Fifteen French exchange students bid "Au Revoir" to Country Day as they prepare to return their home in Colmar, France on Thursday. Nov. 2. The students, along with 15 Country Day students, are participating in CCDS' first international exchange program. Country Day students will visit their exchange partners in March.
During the school day, French students shadowed classes and attended these mini courses designed for them:
English: Deborah Floyd, in keeping with the Halloween season, talked to the students about Edgar Allen Poe's poem, "The Raven," and helped them understand its meaning.
Computer Science: Marcus Twyford had the students do an Hour of Code, the international movement to spark interest in computer science and demystify computer coding. He asked one student to make a sandwich using step-by-step instructions, like one would use for coding. Twyford, who lived in Canada for 20 years, spoke some French to the students.
French: Students fanned out to French classes in all divisions.
Chemistry: Paula Butler taught the students about the effects of changing pressure on different objects, by using a bell jar to create a vacuum and then studying how balloons, suction cups and marshmallows behave under low pressure. They also observed an imploding pop can, using the principles they explored with the bell jar.

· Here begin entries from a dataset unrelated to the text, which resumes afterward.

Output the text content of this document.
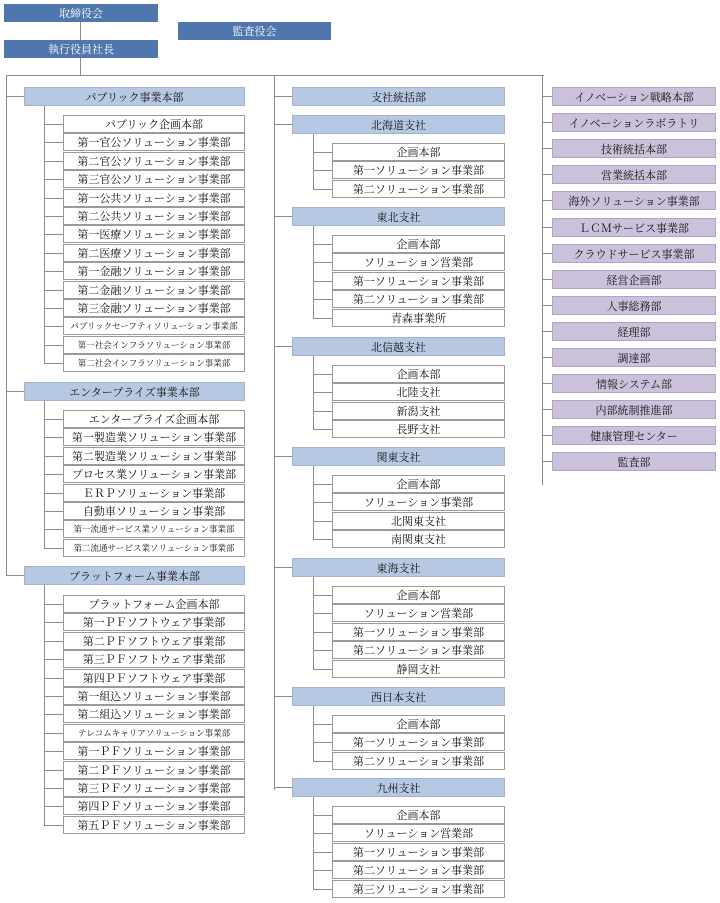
パブリック事業本部
パブリック企画本部
第一官公ソリューション事業部
第二官公ソリューション事業部
第三官公ソリューション事業部
第一公共ソリューション事業部
第二公共ソリューション事業部
第一医療ソリューション事業部
第二医療ソリューション事業部
第一金融ソリューション事業部
第二金融ソリューション事業部
第三金融ソリューション事業部
パブリックセーフティソリューション事業部
第一社会インフラソリューション事業部
第二社会インフラソリューション事業部
エンタープライズ事業本部
エンタープライズ企画本部
第一製造業ソリューション事業部
第二製造業ソリューション事業部
プロセス業ソリューション事業部
ＥＲＰソリューション事業部
自動車ソリューション事業部
第一流通サービス業ソリューション事業部
第二流通サービス業ソリューション事業部
プラットフォーム事業本部
プラットフォーム企画本部
第一ＰＦソフトウェア事業部
第二ＰＦソフトウェア事業部
第三ＰＦソフトウェア事業部
第四ＰＦソフトウェア事業部
第一組込ソリューション事業部
第二組込ソリューション事業部
テレコムキャリアソリューション事業部
第一ＰＦソリューション事業部
第二ＰＦソリューション事業部
第三ＰＦソリューション事業部
第四ＰＦソリューション事業部
第五ＰＦソリューション事業部
支社統括部
北海道支社
企画本部
第一ソリューション事業部
第二ソリューション事業部
東北支社
企画本部
ソリューション営業部
第一ソリューション事業部
第二ソリューション事業部
青森事業所
北信越支社
企画本部
北陸支社
新潟支社
長野支社
関東支社
企画本部
ソリューション事業部
北関東支社
南関東支社
東海支社
企画本部
ソリューション営業部
第一ソリューション事業部
第二ソリューション事業部
静岡支社
西日本支社
企画本部
第一ソリューション事業部
第二ソリューション事業部
九州支社
企画本部
ソリューション営業部
第一ソリューション事業部
第二ソリューション事業部
第三ソリューション事業部
イノベーション戦略本部
イノベーションラボラトリ
技術統括本部
営業統括本部
海外ソリューション事業部
ＬＣＭサービス事業部
クラウドサービス事業部
経営企画部
人事総務部
経理部
調達部
情報システム部
内部統制推進部
健康管理センター
監査部
取締役会
監査役会
執行役員社長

Theater: Lisa Bodollo gave the students a tour of Keeler Theater and had them participate in two theater games involving props and improvising short skits.
History: Marygrace Tyrrell reviewed key events in United States history, as they pertained to Cincinnati and France. They discussed German immigration in "Over-the-Rhine," differences in architecture and urban design in Cincinnati and Colmar, and the rise of the right in European and American politics.
At the end of the day, French students met for a conversation with Head of School Tony Jaccaci. Click here for a video of the meeting.
Jaccaci asked them about their experiences here. Among the biggest surprises? The relationships among the CCDS teachers and students. Small class sizes. Americans brush their teeth before breakfast and have larger houses than in France.
Among their favorite experiences? Some of the students went with their hosts to a Bengals football game and Kings Island. They told him that France doesn't have theme parks, and they'd have to go Germany to visit one. Some said they enjoyed getting to know their host families and learning about the culture. Unlike CCDS, the students do not use laptops or tablets throughout the school day, but wish they did.
The students got to experience an American Halloween. The seniors accompanied their three senior CCDS partners on the Halloween Walk at the Lower School. They also attend a Halloween costume party in a neighborhood where they could go trick or treating.
Several outings were organized, including field trips to Findlay Market for "A Taste of the World Tour," National Underground Railroad Freedom Center and Rookwood Pottery. Some of the students attended the Upper School play, "You Can't Take it with You."
The French students, who attend St. Andre School in Colmar, arrived Oct. 25 after visiting New York City.
The 15 students who hosted French students here and will now go to France in March are: Seniors Megan Jarrell, Ruth Kramer and Tabitha Kleiner; juniors Molly Briggs, Mary Harten, Nellie Shih, Sean Stewart, Jack Sullivan and Valen Zalants; sophomores Katie Ashwell, Will Beyreis, Brian Butler, Duncan Laird, Anushka Nair and Renee Twyford.